Internet Explorer XML Vulnerability

SHARE this post!

There was a report yesterday that there was a vulnerability affecting Internet Explorer 7 but today I see that the vulnerability affects both IE 6 and IE 5 as well.

Microsoft is continuing its investigation of public reports of attacks against a new vulnerability in Internet Explorer. Our investigation so far has shown that these attacks are only against Windows Internet Explorer 7 on supported editions of Windows XP Service Pack 2, Windows XP Service Pack 3, Windows Server 2003 Service Pack 1, Windows Server 2003 Service Pack 2, Windows Vista, Windows Vista Service Pack 1, and Windows Server 2008. Microsoft Internet Explorer 5.01 Service Pack 4, Microsoft Internet Explorer 6 Service Pack 1, Microsoft Internet Explorer 6, and Windows Internet Explorer 8 Beta 2 on all supported versions of Microsoft Windows are potentially vulnerable.

This update to the advisory contains information about which versions of Internet Explorer are vulnerable as well as new workarounds and a recommendation on the most effective workarounds.

The vulnerability exists as an invalid pointer reference in the data binding function of Internet Explorer. When data binding is enabled (which is the default state), it is possible under certain conditions for an object to be released without updating the array length, leaving the potential to access the deleted object’s memory space. This can cause Internet Explorer to exit unexpectedly, in a state that is exploitable.

At this time, we are aware only of limited attacks that attempt to use this vulnerability against Windows Internet Explorer 7. Our investigation of these attacks so far has verified that they are not successful against customers who have applied the workarounds listed in this advisory. Additionally, there are mitigations that increase the difficulty of exploiting this vulnerability.

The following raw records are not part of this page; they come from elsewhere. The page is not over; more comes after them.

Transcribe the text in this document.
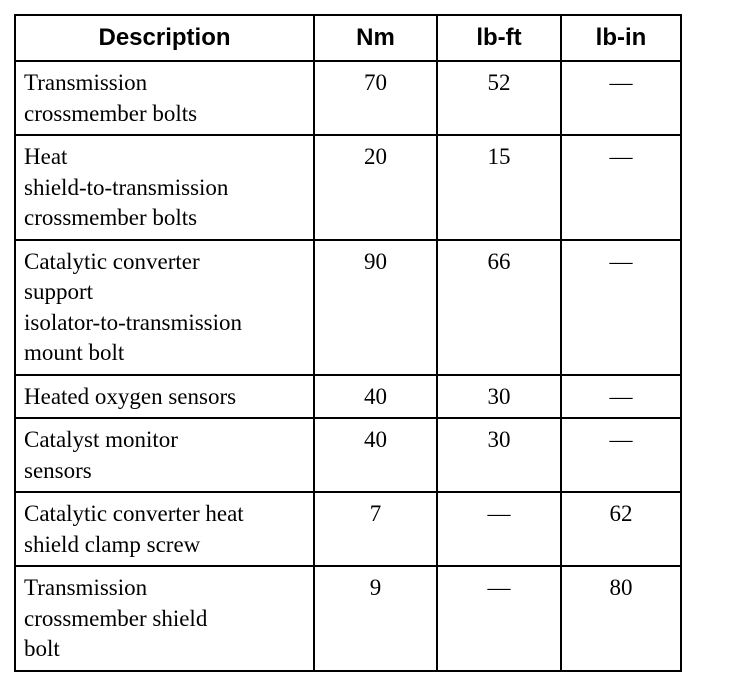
Description	Nm	lb-ft	lb-in

Transmission
crossmember bolts	70	52	—

Heat
shield-to-transmission
crossmember bolts	20	15	—

Catalytic converter
support
isolator-to-transmission
mount bolt	90	66	—

Heated oxygen sensors	40	30	—

Catalyst monitor
sensors	40	30	—

Catalytic converter heat
shield clamp screw	7	—	62

Transmission
crossmember shield
bolt	9	—	80
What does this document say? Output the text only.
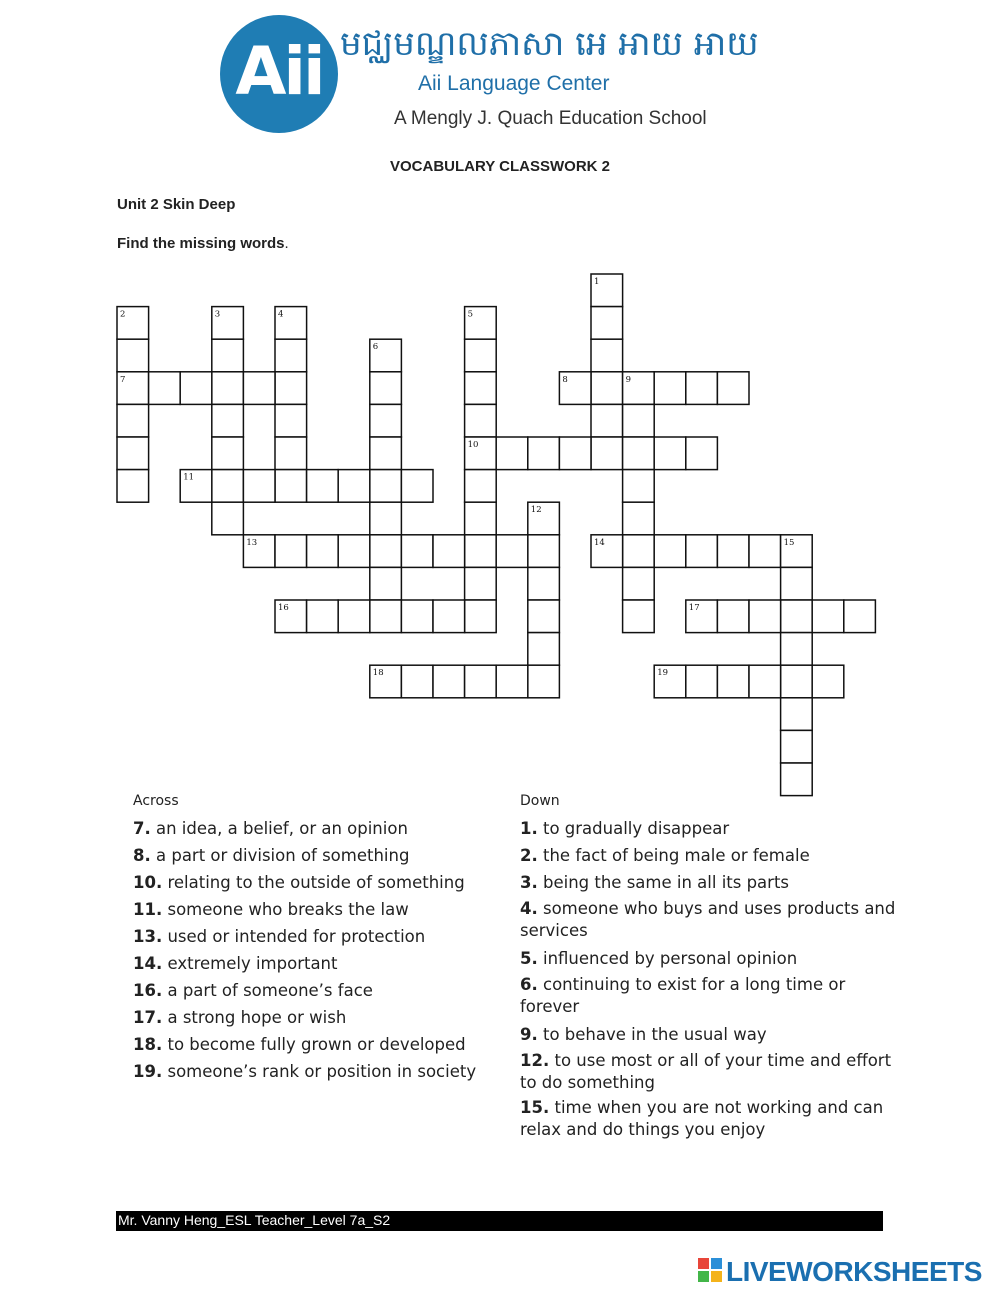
Aii មជ្ឈមណ្ឌលភាសា អេ អាយ អាយ
Aii Language Center
A Mengly J. Quach Education School
VOCABULARY CLASSWORK 2
Unit 2 Skin Deep
Find the missing words.
1
2	3	4	5
6
7	8	9
10
11
12
13	14	15
16	17
18	19
Across
7. an idea, a belief, or an opinion
8. a part or division of something
10. relating to the outside of something
11. someone who breaks the law
13. used or intended for protection
14. extremely important
16. a part of someone’s face
17. a strong hope or wish
18. to become fully grown or developed
19. someone’s rank or position in society
Down
1. to gradually disappear
2. the fact of being male or female
3. being the same in all its parts
4. someone who buys and uses products and services
5. influenced by personal opinion
6. continuing to exist for a long time or forever
9. to behave in the usual way
12. to use most or all of your time and effort to do something
15. time when you are not working and can relax and do things you enjoy
Mr. Vanny Heng_ESL Teacher_Level 7a_S2
LIVEWORKSHEETS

At this point the fix seems to be a little vague. Microsoft is advising people to set Internet Explorer security settings to high (Just go to the tools–> Internet Options–>security).

2 thoughts on “Internet Explorer XML Vulnerability

  1. Have you ever considered about adding a little bit more than just your articles?
    I mean, what you say is important and everything.
    Nevertheless think of if you added some great photos or videos to give your posts more, “pop”!
    Your content is excellent but with pics and videos,
    this blog could certainly be one of the very best in its niche.
    Good blog!

  2. A motivating discussion is definitely worth comment.
    I do think that you should publish more about this topic, it
    may not be a taboo subject but typically people don’t talk about such subjects.
    To the next! Best wishes!!

Leave a Reply

Your email address will not be published.